SEE “NEXT” – A DOCUMENTARY FILM ABOUT UKRAINE WOMEN SURVIVED FROM THE WAR IN EUROPE

Ukrainian media HEARING and video production KNIFE! Films released the documentary “Next” about Ukrainian women who, due to a full-scale Russian invasion, were forced to leave their homeland. The film premiered on the YouTube channel SLUKH and https://telegram-store.com/catalog/product-category/channels/news. Director – Artem Grigoryan, producer – Maxim Serdyuk.

The authors of the film, through interviews with each heroine, talk about their difficult path and experiences of choice, about life in new countries and the desire to return home. In the film, you can see sincere memories of a schoolgirl from Mariupol and her mother; a photographer from Kharkov, a student from Kyiv, a stand-up artist Natalia Garipova and a taekwondo coach from Cherkasy.

In mid-March, Larisa Zagreba and her daughter Alena left occupied Mariupol for Luxembourg. After the first days with explosions in the city, when electricity, heating, water supply, communications disappeared, the atmosphere in the city became quiet and creepy. Then Larisa began to keep a diary, and her daughter started a video blog.
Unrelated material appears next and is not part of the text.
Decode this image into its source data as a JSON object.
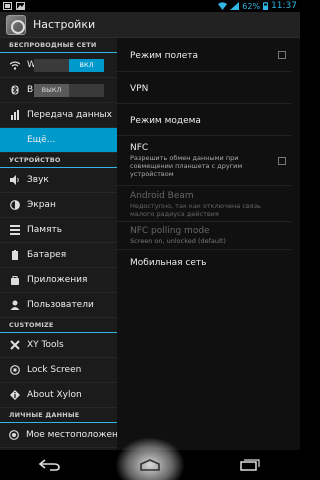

Now Alena dreams of getting an education and doing video production, developing Ukrainian culture.

Photographer Tanya Bulgakova and her family barely managed to leave Kharkov for Amsterdam. From accepting responsibility for not being able to leave her family in a dangerous city, a difficult road, emotional decline and despair, Tanya was able to return to creativity and find inspiration in a new city.

Stand-up Natalya Garipova, being a refugee from Transnistria (1992), has already seen how Russia wages wars and what Russian soldiers are capable of. She remembers bullying, blood, killing people, because it happened right under her windows and with neighbors. After moving from Odessa to Berlin and enlisting the support of colleagues from the industry (Elena Kravets, Maxim Konoval, Dima Savyal, Yura Korogodin), Natalia began organizing charity concerts “Good evening! We are from Ukraine” and rethought the meaning of stand-up in wartime.

Student Stanislava Dyachuk managed to leave the occupied Kyiv region for Bratislava. She remembers the feeling of military planes flying low over the house. Being in the house with her family and realizing that there were Russian troops around and the opportunity to leave was very low, the woman was most afraid of seeing the death of her parents. Now Stanislava works as an assistant at the university, helps with donations, communicates with the guys from the Armed Forces of Ukraine and is waiting for her return home.

Taekwondo coach Anna Tarapata has already been forced by the events in the east of 2014 to move from Donetsk to Cherkasy. Now she was again forced to leave with her daughter in Cyprus, once again show resilience and resume her favorite business in a new place – coaching. The woman dreams of seeing her husband, whom she married online already during the hostilities, to open a taekwondo school, create jobs for Ukrainians, and provide free education to migrants.

The film crew traveled more than 13,000 kilometers, and filming took place in Austria, Luxembourg, Cyprus, the Netherlands, Germany, Poland, Slovakia and the Czech Republic. In total, the team processed 200 filming requests.

“We set ourselves the task not just to find interesting characters, but to collect such stories that will be included in a coherent documentary. We looked through more than 200 questionnaires and video business cards. It was very difficult psychologically, because each story is unique, each and every one went through their own problems, traumas and horrors. Then we began to integrate into their lives: we talked for a long time by phone and video calls. Having established friendly communication, we came to them and spent several days together,” says the film’s producer Maxim Serdyuk.

After the release of the film on the YouTube channel RUMO, 8 separate extended stories will be released within two weeks (some of them were not included in the film).